Car pour eux les livreurs sont bien salariés … et devraient pouvoir bénéficier du droit du travail et de tous les avantages qui vont avec. À savoir, un salaire minimum, une assurance chômage, des cotisations retraites et tout ce qui va avec. J’ai pu rencontrer monsieur Savoldelli au Sénat (ici mettre début de son d’ambiance), où il m’a parlé de ce qui le scandalise le plus dans cette situation … et pourquoi il fallait y remédier.
(son Salvoldelli)
C : Du coup … ils ont proposé des amendements eux aussi ?
A : Evidemment ! Mais face au raz-de-marrée en marche, toutes leurs contre propositions ont été rejeté avant même d’embarquer dans la moindre navette parlementaire.
Mais plutôt que de baisser les bras … les sénateurs préfèrent changer de stratégie. Le parlement n’écoute pas ? Pas de problème. Ils iront sur le terrain. C’est pour ça que les deux sénateurs ont débuté un tour de France, au côté du collectif “pédale et tais toi”, pour rencontrer les livreurs, aux 4 coins de l’hexagone. Le but : discuter et sensibiliser ces jeunes, qui le plus souvent ignorent leurs droits … et, surtout, n’ont pas de culture syndicale. Autre initiative, soutenue par les sénateurs : coop cycle. Un logiciel en open source qui peut-être utilisé par les livreurs à une seule condition : qu’ils se forment en coopératives pour de meilleures conditions de travail. L’espoir est alors de remplacer ces plateformes qui, pour le moment, ont la main mise sur le marché.
Pour conclure cette chronique, rappelons quand même que ce débat de niche dissimule une question essentielle : celle de notre rapport au travail et de son évolution. À vous, maintenant, de vous faire une opinion … car si aujourd’hui ce sont les livreurs qui y sont confrontés, d’autres professions pourraient bien être dans une situation similaire un jour !
C : C’est bien noté Audrey ! Merci pour ces pistes de réflexion et à très vite !

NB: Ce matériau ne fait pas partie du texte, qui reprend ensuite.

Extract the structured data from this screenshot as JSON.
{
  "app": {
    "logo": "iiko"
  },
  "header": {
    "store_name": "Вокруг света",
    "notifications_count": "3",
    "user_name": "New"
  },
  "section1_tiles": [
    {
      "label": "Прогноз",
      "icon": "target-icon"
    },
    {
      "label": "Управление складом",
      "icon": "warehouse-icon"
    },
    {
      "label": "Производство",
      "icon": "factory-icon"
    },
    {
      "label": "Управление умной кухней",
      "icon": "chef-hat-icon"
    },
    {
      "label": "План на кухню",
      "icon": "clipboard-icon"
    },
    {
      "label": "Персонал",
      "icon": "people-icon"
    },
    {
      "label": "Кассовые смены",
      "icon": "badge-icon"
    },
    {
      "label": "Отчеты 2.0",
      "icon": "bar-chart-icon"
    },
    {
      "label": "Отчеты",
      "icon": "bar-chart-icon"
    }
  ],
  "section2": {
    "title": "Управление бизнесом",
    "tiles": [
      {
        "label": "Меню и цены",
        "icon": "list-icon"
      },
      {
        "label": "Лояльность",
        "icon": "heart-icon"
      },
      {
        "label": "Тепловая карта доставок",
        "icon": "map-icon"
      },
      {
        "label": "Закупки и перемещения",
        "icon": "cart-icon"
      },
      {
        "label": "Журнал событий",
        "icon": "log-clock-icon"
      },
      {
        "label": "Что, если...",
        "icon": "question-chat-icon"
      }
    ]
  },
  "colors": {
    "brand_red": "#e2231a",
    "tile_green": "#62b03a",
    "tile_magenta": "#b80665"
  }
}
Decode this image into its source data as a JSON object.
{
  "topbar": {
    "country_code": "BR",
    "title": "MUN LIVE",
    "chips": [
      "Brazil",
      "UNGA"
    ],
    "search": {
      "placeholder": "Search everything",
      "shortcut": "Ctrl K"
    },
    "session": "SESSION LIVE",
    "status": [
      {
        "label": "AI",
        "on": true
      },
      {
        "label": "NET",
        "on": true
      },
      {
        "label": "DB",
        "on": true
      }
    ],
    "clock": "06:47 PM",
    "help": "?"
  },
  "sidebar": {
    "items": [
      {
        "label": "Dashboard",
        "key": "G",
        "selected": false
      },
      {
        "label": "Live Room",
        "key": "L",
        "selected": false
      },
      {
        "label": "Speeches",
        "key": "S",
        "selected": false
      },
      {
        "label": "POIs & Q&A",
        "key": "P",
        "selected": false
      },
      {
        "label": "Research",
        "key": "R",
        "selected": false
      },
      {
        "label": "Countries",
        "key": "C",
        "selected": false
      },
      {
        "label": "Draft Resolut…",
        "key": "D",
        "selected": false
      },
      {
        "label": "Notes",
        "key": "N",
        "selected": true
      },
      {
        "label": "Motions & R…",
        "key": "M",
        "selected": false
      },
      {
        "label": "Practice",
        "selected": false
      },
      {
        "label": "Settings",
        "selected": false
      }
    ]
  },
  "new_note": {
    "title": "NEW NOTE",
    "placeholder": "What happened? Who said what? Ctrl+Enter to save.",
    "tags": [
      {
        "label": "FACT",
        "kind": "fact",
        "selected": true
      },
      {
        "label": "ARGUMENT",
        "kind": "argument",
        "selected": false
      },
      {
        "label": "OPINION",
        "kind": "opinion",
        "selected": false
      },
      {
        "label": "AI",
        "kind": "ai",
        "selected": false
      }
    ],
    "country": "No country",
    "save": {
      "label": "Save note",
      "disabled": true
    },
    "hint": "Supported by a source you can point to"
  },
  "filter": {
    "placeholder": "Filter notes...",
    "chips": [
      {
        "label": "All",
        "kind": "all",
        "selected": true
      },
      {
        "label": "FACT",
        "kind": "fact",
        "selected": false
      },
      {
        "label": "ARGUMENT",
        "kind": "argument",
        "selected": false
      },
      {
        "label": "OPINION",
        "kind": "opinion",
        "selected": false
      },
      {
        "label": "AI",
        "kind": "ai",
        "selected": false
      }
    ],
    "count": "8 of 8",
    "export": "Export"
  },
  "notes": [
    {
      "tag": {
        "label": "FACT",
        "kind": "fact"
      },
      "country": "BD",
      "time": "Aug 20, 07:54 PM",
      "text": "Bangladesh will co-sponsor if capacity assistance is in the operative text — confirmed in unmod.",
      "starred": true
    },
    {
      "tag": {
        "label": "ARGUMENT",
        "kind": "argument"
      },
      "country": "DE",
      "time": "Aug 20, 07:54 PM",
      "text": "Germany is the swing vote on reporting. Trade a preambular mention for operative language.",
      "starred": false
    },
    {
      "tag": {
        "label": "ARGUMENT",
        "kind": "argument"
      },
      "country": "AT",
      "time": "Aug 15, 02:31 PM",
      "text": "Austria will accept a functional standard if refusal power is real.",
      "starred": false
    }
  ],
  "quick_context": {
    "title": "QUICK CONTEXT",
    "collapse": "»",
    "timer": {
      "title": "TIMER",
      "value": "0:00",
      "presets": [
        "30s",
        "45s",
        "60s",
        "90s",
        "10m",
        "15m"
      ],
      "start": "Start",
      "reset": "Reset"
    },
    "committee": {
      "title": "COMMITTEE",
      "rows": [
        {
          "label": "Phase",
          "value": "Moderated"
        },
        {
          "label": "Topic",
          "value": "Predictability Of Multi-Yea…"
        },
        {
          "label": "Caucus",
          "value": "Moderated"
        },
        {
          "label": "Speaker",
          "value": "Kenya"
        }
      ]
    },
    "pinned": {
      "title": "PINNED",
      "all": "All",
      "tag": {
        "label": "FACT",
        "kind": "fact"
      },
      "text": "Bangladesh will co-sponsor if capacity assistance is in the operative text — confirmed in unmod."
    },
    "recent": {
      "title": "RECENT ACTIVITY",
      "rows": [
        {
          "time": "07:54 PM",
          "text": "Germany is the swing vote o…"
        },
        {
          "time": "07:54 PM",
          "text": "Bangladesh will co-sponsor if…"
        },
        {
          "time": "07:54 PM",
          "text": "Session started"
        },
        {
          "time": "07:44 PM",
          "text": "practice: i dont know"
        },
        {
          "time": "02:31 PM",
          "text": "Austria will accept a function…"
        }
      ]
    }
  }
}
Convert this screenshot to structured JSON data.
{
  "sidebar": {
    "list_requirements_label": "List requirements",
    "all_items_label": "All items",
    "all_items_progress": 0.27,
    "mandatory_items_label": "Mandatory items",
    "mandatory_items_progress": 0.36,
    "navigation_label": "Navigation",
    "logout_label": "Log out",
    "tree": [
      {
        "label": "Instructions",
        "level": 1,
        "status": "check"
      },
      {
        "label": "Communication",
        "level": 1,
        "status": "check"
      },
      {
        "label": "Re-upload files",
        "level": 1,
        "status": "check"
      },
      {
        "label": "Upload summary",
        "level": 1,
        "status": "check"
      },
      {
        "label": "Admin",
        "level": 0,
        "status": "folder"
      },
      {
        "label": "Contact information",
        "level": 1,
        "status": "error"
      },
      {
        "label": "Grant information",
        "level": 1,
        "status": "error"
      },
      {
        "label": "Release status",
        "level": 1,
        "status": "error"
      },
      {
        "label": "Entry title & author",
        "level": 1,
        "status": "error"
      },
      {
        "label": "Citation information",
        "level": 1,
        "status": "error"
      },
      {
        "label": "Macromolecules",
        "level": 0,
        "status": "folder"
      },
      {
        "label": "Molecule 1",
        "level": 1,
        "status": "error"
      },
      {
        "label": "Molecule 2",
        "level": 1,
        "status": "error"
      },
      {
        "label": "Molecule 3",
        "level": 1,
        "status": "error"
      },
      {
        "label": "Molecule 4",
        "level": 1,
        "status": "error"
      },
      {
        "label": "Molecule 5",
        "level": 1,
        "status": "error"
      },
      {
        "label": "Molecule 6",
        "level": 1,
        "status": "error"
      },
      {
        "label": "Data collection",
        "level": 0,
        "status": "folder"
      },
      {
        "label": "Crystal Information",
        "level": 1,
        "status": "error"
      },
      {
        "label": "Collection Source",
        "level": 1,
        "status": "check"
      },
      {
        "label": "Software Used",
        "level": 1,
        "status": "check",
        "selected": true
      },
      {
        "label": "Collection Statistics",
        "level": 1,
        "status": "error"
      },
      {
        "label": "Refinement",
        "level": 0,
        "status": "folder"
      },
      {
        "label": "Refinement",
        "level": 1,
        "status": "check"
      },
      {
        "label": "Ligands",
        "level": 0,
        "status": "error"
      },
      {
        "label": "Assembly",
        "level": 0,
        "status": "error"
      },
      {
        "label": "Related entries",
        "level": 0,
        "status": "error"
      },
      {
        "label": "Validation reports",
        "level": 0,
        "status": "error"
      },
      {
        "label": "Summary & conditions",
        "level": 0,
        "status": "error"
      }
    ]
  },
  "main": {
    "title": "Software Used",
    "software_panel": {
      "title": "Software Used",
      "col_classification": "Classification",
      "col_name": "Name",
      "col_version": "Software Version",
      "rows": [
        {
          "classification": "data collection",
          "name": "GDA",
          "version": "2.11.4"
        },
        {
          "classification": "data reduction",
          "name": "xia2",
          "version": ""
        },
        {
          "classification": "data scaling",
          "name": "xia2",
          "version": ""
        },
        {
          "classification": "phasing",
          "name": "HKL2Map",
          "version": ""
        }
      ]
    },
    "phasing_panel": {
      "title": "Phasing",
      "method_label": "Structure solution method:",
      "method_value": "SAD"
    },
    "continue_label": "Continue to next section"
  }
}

Uber Eats, Deliveroo : la discrète bataille législative pour les droits des livreurs
Alors que les conditions de travail des livreurs d’application comme Deliveroo ou Uber Eats restent toujours plus obscures, une discrète bataille législative se joue dans les couloirs feutrés de l’assemblée. Faut-il considérer ces livreurs comme de véritables salariés des plateformes ? Ou bien faut-il tenter de garantir des acquis quitte à sacrifier complètement cet hypothétique statut ? Audrey Travère nous expose tous les enjeux qui se cachent derrière le burger flemmard du dimanche.